A solution of (±)-cis-2-(4-methoxyphenyl)-3-methoxy-8-phenoxy/-7-chloro-8-methyl/-9-chloro-6-methoxy-2,3-dihydro-1,5-benzothiazepin-4(5H)-one (4) (0.005 mol) in dry benzene (100 ml) was added to a solution of chloroacetyl chloride (0.008 mol) in dry benzene (2.5 ml) with stirring. The reaction mixture was refluxed on a water bath for 4 hrs, cooled. Benzene was chilled and then triturated with petroleum ether (60-80°). The product thus obtained was recrystallized from ethanol.

(±)-cis-2-(4-Methoxyphenyl)-3-methoxy-8-phenoxy/-7-chloro-8-methyl/-9-chloro-6-methoxy-2,3-dihydro-1,5-benzothiazepin-4[5-(4'-methylpiperazino-1')acetyl]-one (6)

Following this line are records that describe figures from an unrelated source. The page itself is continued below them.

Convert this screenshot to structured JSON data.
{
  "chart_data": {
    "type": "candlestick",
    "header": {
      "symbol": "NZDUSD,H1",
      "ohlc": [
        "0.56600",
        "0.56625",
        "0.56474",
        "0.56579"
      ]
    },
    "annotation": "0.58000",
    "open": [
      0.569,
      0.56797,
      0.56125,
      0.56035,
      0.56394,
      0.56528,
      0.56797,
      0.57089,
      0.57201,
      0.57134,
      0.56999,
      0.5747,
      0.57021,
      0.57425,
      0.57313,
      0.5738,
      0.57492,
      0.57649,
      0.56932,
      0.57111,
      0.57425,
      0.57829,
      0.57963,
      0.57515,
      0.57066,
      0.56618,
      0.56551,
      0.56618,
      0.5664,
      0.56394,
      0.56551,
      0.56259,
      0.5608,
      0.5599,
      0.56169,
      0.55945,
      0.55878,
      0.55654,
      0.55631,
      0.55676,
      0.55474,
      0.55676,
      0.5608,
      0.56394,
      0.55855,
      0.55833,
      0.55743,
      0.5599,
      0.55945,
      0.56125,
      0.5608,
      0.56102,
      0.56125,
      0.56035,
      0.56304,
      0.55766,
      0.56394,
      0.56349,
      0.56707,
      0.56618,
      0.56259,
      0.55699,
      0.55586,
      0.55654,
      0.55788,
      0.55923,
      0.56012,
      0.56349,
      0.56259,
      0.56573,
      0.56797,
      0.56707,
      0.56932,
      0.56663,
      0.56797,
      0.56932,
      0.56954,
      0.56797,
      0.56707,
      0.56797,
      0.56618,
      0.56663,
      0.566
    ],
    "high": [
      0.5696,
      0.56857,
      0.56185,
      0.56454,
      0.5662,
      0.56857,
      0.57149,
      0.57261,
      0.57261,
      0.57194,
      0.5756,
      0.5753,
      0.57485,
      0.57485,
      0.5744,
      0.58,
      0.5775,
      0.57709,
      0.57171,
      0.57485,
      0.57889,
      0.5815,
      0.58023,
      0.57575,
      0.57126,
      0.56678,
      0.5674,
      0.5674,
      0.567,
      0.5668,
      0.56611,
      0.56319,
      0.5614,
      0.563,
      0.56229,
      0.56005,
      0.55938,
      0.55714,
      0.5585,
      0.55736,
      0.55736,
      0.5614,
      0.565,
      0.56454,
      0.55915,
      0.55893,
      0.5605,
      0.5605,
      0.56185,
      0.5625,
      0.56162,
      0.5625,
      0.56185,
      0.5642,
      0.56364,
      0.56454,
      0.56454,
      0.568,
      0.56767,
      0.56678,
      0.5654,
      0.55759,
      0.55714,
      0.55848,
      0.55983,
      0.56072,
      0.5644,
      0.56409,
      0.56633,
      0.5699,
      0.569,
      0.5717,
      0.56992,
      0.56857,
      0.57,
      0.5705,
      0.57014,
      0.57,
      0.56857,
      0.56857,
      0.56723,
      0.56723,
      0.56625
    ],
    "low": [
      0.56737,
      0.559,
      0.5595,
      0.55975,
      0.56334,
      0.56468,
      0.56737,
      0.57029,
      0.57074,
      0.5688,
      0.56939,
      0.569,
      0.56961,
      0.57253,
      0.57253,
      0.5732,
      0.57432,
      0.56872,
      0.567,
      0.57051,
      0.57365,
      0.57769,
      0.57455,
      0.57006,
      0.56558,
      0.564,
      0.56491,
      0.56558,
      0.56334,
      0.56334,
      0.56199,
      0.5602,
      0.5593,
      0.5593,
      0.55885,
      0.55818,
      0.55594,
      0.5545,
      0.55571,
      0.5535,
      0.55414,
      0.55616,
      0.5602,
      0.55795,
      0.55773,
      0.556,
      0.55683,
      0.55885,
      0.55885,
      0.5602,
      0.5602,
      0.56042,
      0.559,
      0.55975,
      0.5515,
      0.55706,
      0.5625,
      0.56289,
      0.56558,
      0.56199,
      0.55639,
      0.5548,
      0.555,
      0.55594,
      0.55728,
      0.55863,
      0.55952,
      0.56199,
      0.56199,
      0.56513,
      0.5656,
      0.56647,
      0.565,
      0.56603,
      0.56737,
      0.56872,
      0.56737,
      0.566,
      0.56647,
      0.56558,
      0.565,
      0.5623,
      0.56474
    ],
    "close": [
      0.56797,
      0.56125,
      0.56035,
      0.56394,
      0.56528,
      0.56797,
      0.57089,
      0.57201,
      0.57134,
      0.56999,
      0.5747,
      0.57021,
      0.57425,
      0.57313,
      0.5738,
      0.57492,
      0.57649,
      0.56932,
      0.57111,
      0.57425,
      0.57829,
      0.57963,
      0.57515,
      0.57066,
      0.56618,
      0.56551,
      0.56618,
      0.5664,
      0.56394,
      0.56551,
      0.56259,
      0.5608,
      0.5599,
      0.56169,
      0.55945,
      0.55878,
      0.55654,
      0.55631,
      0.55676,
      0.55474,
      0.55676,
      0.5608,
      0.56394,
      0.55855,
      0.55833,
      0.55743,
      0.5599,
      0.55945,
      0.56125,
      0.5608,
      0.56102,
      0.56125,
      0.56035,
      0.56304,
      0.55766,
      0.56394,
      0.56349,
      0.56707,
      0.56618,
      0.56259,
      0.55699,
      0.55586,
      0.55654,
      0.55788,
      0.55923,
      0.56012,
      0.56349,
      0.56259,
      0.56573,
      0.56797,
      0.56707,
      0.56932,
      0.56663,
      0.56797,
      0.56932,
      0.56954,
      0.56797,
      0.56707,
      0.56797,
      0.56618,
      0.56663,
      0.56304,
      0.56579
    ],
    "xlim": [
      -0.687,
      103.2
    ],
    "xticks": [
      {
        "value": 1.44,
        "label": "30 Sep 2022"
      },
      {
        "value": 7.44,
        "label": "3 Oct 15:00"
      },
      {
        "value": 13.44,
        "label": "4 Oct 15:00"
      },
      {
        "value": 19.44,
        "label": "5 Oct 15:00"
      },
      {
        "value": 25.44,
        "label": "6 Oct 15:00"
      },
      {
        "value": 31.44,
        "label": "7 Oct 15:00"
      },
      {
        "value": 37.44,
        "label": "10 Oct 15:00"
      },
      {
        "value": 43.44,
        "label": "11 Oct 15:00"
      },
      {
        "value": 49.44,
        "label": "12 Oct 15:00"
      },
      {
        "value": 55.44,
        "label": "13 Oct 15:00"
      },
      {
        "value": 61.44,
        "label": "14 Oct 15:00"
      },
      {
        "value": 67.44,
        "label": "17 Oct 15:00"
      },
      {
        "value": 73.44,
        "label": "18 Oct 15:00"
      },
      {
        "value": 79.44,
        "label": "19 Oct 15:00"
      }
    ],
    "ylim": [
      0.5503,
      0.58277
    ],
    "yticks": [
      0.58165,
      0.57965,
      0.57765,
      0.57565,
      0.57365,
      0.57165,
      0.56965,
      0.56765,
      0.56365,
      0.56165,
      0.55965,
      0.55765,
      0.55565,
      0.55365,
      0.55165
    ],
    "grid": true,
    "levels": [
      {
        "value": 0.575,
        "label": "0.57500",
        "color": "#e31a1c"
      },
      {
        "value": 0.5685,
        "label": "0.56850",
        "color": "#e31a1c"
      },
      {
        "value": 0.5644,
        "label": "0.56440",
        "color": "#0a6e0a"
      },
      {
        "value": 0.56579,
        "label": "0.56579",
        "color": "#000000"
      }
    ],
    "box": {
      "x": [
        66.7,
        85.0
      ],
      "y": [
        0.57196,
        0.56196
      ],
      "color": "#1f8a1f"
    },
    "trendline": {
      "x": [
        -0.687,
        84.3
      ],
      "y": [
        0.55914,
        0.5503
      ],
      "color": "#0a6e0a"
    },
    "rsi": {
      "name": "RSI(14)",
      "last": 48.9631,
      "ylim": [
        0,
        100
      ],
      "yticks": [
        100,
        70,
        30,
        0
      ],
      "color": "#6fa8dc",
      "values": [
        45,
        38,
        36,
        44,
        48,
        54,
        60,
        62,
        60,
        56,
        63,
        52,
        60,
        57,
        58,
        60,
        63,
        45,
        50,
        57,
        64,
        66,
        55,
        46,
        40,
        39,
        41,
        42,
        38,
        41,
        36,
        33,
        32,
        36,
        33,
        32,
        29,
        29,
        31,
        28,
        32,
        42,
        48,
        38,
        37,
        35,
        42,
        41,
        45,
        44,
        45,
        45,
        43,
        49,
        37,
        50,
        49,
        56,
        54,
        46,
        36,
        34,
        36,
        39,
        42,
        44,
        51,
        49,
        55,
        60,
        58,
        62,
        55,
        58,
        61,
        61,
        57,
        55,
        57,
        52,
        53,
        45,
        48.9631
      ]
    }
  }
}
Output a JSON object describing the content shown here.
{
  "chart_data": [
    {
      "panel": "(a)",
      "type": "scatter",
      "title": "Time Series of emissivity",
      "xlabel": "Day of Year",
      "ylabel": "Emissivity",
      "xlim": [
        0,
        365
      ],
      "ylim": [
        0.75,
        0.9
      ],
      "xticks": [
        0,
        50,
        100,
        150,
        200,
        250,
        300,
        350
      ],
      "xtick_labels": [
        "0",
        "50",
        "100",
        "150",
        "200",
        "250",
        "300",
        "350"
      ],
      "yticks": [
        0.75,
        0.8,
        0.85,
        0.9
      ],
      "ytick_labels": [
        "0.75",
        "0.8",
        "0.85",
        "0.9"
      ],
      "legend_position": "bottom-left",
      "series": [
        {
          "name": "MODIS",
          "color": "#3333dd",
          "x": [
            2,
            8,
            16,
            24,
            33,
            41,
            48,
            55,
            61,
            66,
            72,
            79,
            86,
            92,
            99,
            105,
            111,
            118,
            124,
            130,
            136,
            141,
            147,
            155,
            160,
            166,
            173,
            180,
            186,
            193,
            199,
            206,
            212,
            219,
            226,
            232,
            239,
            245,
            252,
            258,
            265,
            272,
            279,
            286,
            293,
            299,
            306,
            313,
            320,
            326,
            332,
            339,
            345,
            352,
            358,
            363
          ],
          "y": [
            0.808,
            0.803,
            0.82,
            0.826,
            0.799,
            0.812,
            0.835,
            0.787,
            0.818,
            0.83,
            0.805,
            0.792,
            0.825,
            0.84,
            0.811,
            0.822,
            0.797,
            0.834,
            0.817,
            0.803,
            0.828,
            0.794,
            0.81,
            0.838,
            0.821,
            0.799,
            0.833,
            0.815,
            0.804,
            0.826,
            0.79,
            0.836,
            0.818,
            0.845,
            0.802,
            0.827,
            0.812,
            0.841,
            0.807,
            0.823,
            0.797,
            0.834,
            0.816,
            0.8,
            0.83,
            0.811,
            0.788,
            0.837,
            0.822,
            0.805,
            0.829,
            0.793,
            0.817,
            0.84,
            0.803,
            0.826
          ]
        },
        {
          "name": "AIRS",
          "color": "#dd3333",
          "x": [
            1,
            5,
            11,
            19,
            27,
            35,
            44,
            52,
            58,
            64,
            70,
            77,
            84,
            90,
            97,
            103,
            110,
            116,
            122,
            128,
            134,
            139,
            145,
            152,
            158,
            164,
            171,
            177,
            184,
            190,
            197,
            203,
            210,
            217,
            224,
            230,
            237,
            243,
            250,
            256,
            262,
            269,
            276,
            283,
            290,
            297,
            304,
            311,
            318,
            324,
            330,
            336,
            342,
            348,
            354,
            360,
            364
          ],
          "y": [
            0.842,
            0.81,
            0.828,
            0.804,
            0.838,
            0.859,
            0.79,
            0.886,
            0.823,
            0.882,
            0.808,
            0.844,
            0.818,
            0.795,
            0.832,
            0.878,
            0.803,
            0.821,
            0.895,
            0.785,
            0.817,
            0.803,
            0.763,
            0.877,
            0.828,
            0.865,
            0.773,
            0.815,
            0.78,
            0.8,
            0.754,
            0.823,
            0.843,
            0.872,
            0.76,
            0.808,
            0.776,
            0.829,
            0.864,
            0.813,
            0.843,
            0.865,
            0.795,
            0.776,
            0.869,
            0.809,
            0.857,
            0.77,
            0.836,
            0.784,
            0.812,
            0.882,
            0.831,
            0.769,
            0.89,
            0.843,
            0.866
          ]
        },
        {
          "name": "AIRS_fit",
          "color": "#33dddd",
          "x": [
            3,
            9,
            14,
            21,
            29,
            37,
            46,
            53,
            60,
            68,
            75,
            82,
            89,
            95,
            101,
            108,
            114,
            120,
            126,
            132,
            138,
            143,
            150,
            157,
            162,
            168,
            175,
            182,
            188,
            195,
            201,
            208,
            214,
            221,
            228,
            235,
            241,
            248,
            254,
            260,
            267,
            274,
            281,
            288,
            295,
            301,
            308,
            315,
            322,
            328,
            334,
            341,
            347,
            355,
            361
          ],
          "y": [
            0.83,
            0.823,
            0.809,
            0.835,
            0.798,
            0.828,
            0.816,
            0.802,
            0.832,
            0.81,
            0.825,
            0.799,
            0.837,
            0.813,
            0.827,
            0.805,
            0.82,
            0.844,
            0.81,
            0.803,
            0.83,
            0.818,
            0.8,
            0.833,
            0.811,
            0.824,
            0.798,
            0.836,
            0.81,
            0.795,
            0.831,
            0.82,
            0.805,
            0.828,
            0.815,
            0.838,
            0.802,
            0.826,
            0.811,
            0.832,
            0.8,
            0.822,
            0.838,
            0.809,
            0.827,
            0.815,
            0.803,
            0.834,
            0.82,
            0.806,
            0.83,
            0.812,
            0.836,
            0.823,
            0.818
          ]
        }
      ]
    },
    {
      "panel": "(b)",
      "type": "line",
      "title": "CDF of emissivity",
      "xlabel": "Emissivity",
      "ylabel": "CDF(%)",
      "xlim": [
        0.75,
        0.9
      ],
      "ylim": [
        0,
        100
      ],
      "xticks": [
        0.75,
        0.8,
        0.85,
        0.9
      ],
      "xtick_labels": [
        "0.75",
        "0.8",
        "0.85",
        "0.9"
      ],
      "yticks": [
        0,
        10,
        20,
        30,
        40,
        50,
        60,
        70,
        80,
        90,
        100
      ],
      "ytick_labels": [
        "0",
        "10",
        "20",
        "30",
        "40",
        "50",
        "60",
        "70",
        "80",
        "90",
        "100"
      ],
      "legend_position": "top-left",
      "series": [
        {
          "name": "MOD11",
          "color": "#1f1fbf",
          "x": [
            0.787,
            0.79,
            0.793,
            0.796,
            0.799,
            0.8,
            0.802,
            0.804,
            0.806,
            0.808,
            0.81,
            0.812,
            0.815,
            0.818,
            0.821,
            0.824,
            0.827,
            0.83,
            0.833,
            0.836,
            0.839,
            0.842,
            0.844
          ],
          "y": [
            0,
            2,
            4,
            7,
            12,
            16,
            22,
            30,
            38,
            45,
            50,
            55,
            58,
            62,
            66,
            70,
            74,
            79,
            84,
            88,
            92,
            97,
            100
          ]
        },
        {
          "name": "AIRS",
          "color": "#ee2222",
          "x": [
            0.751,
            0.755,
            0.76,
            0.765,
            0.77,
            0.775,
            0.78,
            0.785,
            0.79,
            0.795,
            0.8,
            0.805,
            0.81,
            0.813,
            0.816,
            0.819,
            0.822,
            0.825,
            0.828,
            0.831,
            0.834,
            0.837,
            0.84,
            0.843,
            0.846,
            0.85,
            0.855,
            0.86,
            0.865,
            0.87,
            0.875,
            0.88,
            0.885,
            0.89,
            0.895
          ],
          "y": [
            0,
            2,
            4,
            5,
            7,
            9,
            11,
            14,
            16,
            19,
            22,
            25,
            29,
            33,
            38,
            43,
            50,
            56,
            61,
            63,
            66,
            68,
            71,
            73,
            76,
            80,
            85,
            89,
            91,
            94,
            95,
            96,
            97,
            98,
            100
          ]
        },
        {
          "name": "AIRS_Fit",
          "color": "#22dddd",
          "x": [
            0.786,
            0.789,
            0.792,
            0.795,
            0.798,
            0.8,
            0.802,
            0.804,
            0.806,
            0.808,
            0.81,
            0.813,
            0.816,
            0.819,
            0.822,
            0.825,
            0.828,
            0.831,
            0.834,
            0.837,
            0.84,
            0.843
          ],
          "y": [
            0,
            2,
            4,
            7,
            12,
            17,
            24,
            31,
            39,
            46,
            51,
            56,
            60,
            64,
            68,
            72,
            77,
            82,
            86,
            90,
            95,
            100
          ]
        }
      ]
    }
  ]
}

A solution of 5 (0.005 mol) in dry benzene (7.5 ml) was treated with N-methylpiperazine (0.013 mol). The resulting solution was subsequently refluxed on a water bath for 5 hrs and cooled. The hydrochloride salt of the unreacted amine was removed by filtration. The benzene layer was washed well with water to remove traces of the unreacted amine. It was then dried over anhydrous sodium sulphate and filtered. Benzene was removed from the filtrate under reduced pressure and the residual solid was recrystallize from ethanol.